Question

Given D, E and F are respectively the midpoints of the sides BC, CA, and AB of a triangle ABC. Show that,
(i) BDEF is a parallelogram
\[\left( ii \right)area\left( DEF \right)=\dfrac{1}{4}area\left( ABC \right)\]
\[\left( iii \right)area\left( BDEF \right)=\dfrac{1}{2}area\left( ABC \right)\]

Answer 1

Hint: First, draw a diagram of the given situation. To prove part (i), use the midpoint theorem given as “if we join midpoints of any two sides of a triangle then this line is parallel to the third side of the triangle and its length is equal to half the length of this third side”. To prove part (ii), first, prove that the triangle ABC is divided into four congruent triangles whose areas are the same. Use the result obtained in part (i). Similarly, prove part (iii) by considering the properties of congruent triangles.

Complete step by step answer:
Here, we have been given a triangle ABC with D, E, and F as the midpoints of the sides BC, CA, and AB respectively. We have been asked to prove three relations provided in the question.

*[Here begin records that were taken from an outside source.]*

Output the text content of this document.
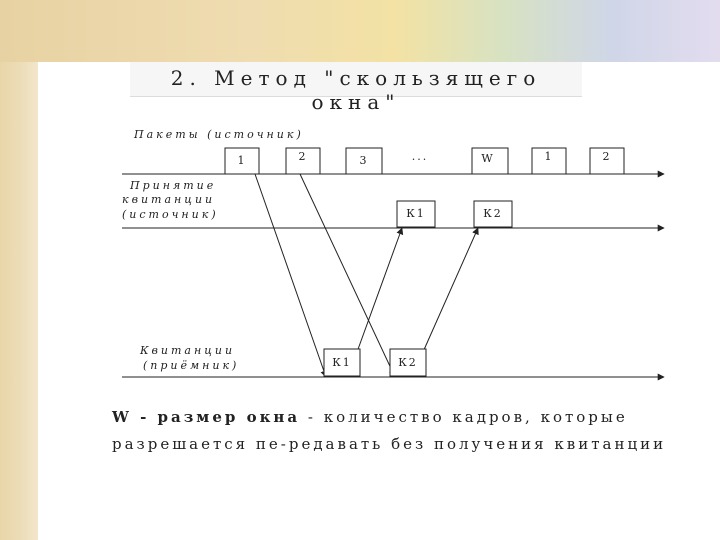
2. Метод "скользящего окна"
Пакеты (источник)
Принятие
квитанции
(источник)
Квитанции
(приёмник)
1	2	3	...	W	1	2
К1	К2
К1	К2
W - размер окна - количество кадров, которые разрешается пе-редавать без получения квитанции
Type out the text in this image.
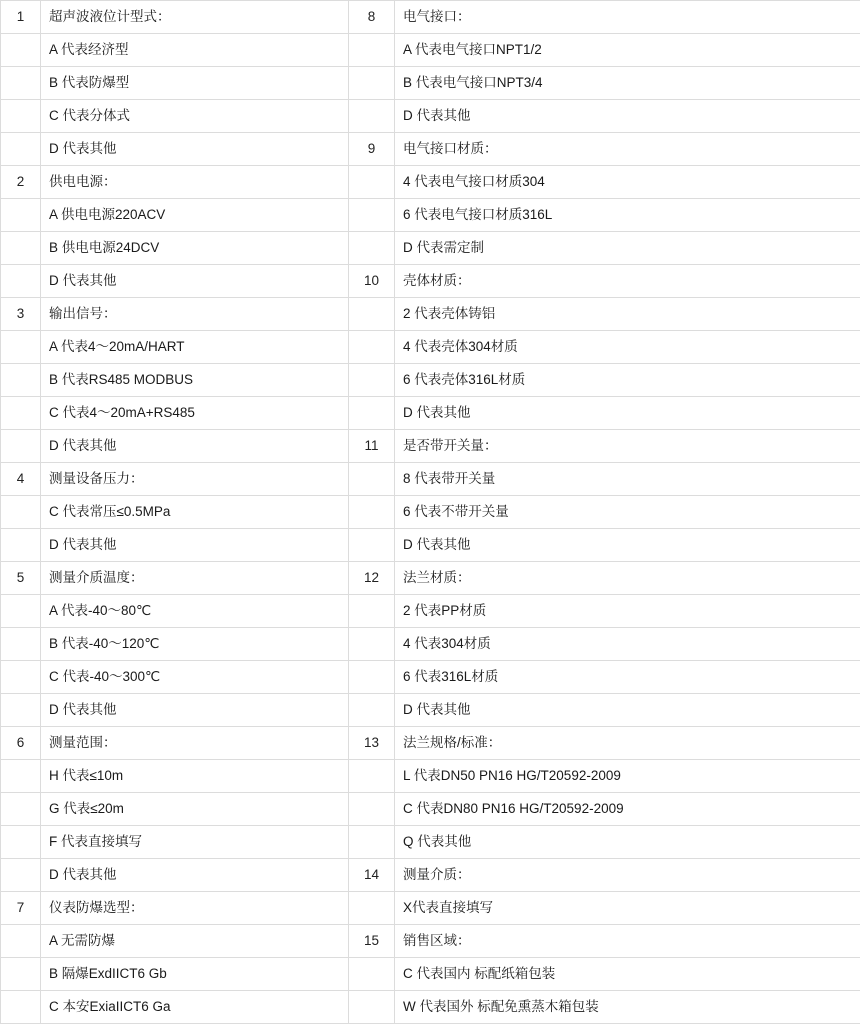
1	超声波液位计型式：	8	电气接口：
	A 代表经济型		A 代表电气接口NPT1/2
	B 代表防爆型		B 代表电气接口NPT3/4
	C 代表分体式		D 代表其他
	D 代表其他	9	电气接口材质：
2	供电电源：		4 代表电气接口材质304
	A 供电电源220ACV		6 代表电气接口材质316L
	B 供电电源24DCV		D 代表需定制
	D 代表其他	10	壳体材质：
3	输出信号：		2 代表壳体铸铝
	A 代表4～20mA/HART		4 代表壳体304材质
	B 代表RS485 MODBUS		6 代表壳体316L材质
	C 代表4～20mA+RS485		D 代表其他
	D 代表其他	11	是否带开关量：
4	测量设备压力：		8 代表带开关量
	C 代表常压≤0.5MPa		6 代表不带开关量
	D 代表其他		D 代表其他
5	测量介质温度：	12	法兰材质：
	A 代表-40～80℃		2 代表PP材质
	B 代表-40～120℃		4 代表304材质
	C 代表-40～300℃		6 代表316L材质
	D 代表其他		D 代表其他
6	测量范围：	13	法兰规格/标准：
	H 代表≤10m		L 代表DN50 PN16 HG/T20592-2009
	G 代表≤20m		C 代表DN80 PN16 HG/T20592-2009
	F 代表直接填写		Q 代表其他
	D 代表其他	14	测量介质：
7	仪表防爆选型：		X代表直接填写
	A 无需防爆	15	销售区域：
	B 隔爆ExdIICT6 Gb		C 代表国内 标配纸箱包装
	C 本安ExiaIICT6 Ga		W 代表国外 标配免熏蒸木箱包装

But first, let us draw a diagram of the given situation.

Let us consider each part of the question one by one.
(i) Here, we need to prove that BDEF is a parallelogram.
Now since D, E and F are the midpoints, therefore we know that the midpoint theorem states that “the line joining the midpoints of two sides of a triangle is parallel to the third side and its length is equal to half of the length of the third side.” So, we have,
FF parallel to BC and hence BD also.
DE parallel to AB and hence BF also.
So, we can say that the opposite sides of the quadrilateral BDEF are parallel to each other, which is a property of the parallelogram.
Hence, BDEF is a parallelogram.
\[\left( ii \right)area\left( DEF \right)=\dfrac{1}{4}area\left( ABC \right)\]
Now, in the figure, we can clearly see that DF is the diagonal of the parallelogram BDEF and we know that the diagonal of a parallelogram divides it into two congruent triangles. So, we have,
\[\Delta DEF\cong \Delta FBD.......\left( i \right)\]
Similarly, we can prove that,
\[\Delta DEF\cong \Delta EDC.......\left( ii \right)\]
\[\Delta DEF\cong \Delta AFE.......\left( iii \right)\]
Therefore, from equations (i), (ii) and (iii), we can say that all the four small triangles are congruent to each other. We know that the areas of the congruent triangles are also equal. So, we have,
\[\Rightarrow Area\left( DEF \right)=Area\left( FBD \right)=Area\left( EDC \right)=Area\left( AFE \right)......\left( iv \right)\]
Now, we can see that the triangle ABC is made up of all the triangles noted in equation (iv). So, we have,
\[\Rightarrow 4Area\left( DEF \right)=Area\left( ABC \right)\]
\[\Rightarrow Area\left( DEF \right)=\dfrac{1}{4}Area\left( ABC \right)\]
Hence proved.
\[\left( iii \right)area\left( BDEF \right)=\dfrac{1}{2}area\left( ABC \right)\]
Now, we can see that the parallelogram is made up of two congruent triangles given by equation (i). So, we have,
\[\Rightarrow Area\left( BDEF \right)=2Area\left( DEF \right)\]
Using the result obtained in part (ii), we get,
\[\Rightarrow Area\left( BDEF \right)=2\times \dfrac{1}{4}Area\left( ABC \right)\]
\[\Rightarrow Area\left( BDEF \right)=\dfrac{1}{2}Area\left( ABC \right)\]
Hence proved.
Therefore, all the results are proved.

Note:
One may note that there are many other methods to prove all the three given results. In part (i), we can also prove that the opposite sides of the quadrilateral are equal to prove it a parallelogram. In part (ii), we can prove that the triangle ABC and DEF are similar by A-A-A (angle-angle – angle) similarity criteria to get the result. You may note that all the parts of the question are interconnected, so use the results obtained in the previous parts to get the new results. Remember the midpoint theorem and properties of the parallelogram to solve the question.